If you dialed up 89.5 in the 1970s, you would have heard an eclectic combination of jazz, rock, classical and blues. The 1980s added an emphasis on contemporary artists and the station's first trials with public affairs, news, sports, and talk content. During the 1990s, KTSC-FM had success reaching audience members with AOR, modern rock and CHR. By the end of the decade the station had adopted the moniker "Rev 89, the Revolution," and earned the #2 rank in the market with a 7.7 12+ AQH share. In January of 2002 Rev flipped formats to rhythmic/CHR and ratings pushed even higher, they were the #1 rated station in Pueblo two years in a row earning a double-digit 12+ AQH share during the spring of 2003.

The Rev 89 main studio is built around an Arrakis ARC-15.

The Rev 89 main studio is built aroun#d an Arrakis ARC-15.

By 2004 the station had started to prepare for a major overhaul in studios, production space, and transmission. The Mass Communications Department and Center for New Media (MCCNM) at Colorado State University – Pueblo, which owns and operates KTSC-FM, had also begun the sketching process to consolidate the emphasis areas of the major under one roof.
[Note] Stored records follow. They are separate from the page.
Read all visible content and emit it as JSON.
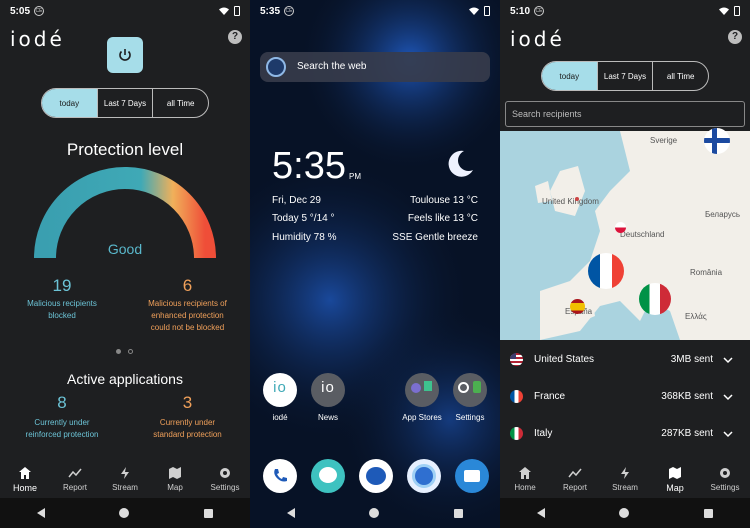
{
  "screen1": {
    "status_time": "5:05",
    "status_badge": "CE",
    "logo": "iodé",
    "help": "?",
    "segments": [
      "today",
      "Last 7 Days",
      "all Time"
    ],
    "protection_title": "Protection level",
    "gauge_label": "Good",
    "blocked_count": "19",
    "blocked_label": "Malicious recipients blocked",
    "enhanced_count": "6",
    "enhanced_label": "Malicious recipients of enhanced protection could not be blocked",
    "active_title": "Active applications",
    "reinforced_count": "8",
    "reinforced_label": "Currently under reinforced protection",
    "standard_count": "3",
    "standard_label": "Currently under standard protection",
    "nav": [
      "Home",
      "Report",
      "Stream",
      "Map",
      "Settings"
    ],
    "accent": "#a6dde9",
    "orange": "#f0a05a"
  },
  "screen2": {
    "status_time": "5:35",
    "status_badge": "CE",
    "search_placeholder": "Search the web",
    "clock": "5:35",
    "clock_suffix": "PM",
    "date": "Fri, Dec 29",
    "location": "Toulouse 13 °C",
    "today_temp": "Today 5 °/14 °",
    "feels_like": "Feels like 13 °C",
    "humidity": "Humidity 78 %",
    "wind": "SSE Gentle breeze",
    "apps": [
      "iodé",
      "News",
      "App Stores",
      "Settings"
    ]
  },
  "screen3": {
    "status_time": "5:10",
    "status_badge": "CE",
    "logo": "iodé",
    "help": "?",
    "segments": [
      "today",
      "Last 7 Days",
      "all Time"
    ],
    "search_placeholder": "Search recipients",
    "map_labels": [
      "Sverige",
      "United Kingdom",
      "Deutschland",
      "Беларусь",
      "România",
      "España",
      "Ελλάς"
    ],
    "countries": [
      {
        "name": "United States",
        "sent": "3MB sent"
      },
      {
        "name": "France",
        "sent": "368KB sent"
      },
      {
        "name": "Italy",
        "sent": "287KB sent"
      }
    ],
    "nav": [
      "Home",
      "Report",
      "Stream",
      "Map",
      "Settings"
    ]
  }
}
Department Chair Jennifer Mullen says, "It became increasingly difficult to provide quality curriculum with faculty, courses, and media labs spread between two buildings at opposite ends of the campus; today's convergent media environment requires integration and we knew the answer was to move the department into the public television station. We have partnered with public television for 30 years anyway, and the move would solidify that relationship, as well as provide a real environment of media integration. The move would energized the students at KTSC-FM who would now be the focal point in the foyer of the building, and no longer relegated to old offices in an outdated facility."

This would ultimately mean moving the department's student media labs, which included the FM, a magazine and an online newspaper across campus. The plan also called for relocating the offices of seven professors, creating a new iMac lab with 22 stations, and building a server/network independent from campus fiber connections that could support the needs of MCCNM students, faculty and staff.

The power upgrade

In 1997, the KTSC-FM relicense application hiccupped on a question about ERP compliance, so the department felt compelled to replace the station's transmitter and antenna that had been in service for more than 20 years. The antenna was a Phelps Dodge CFM-LP-4. With the relicense process starting in the fall of 2004, the majority of the year was spent securing funding for and installing a Harris Z5FM 5kW solid-state FM transmitter equipped with the Harris Superciter FM exciter and the ERI LPX-6C-HW low-power circularly polarized FM antenna with 1/2-wavelength spacing.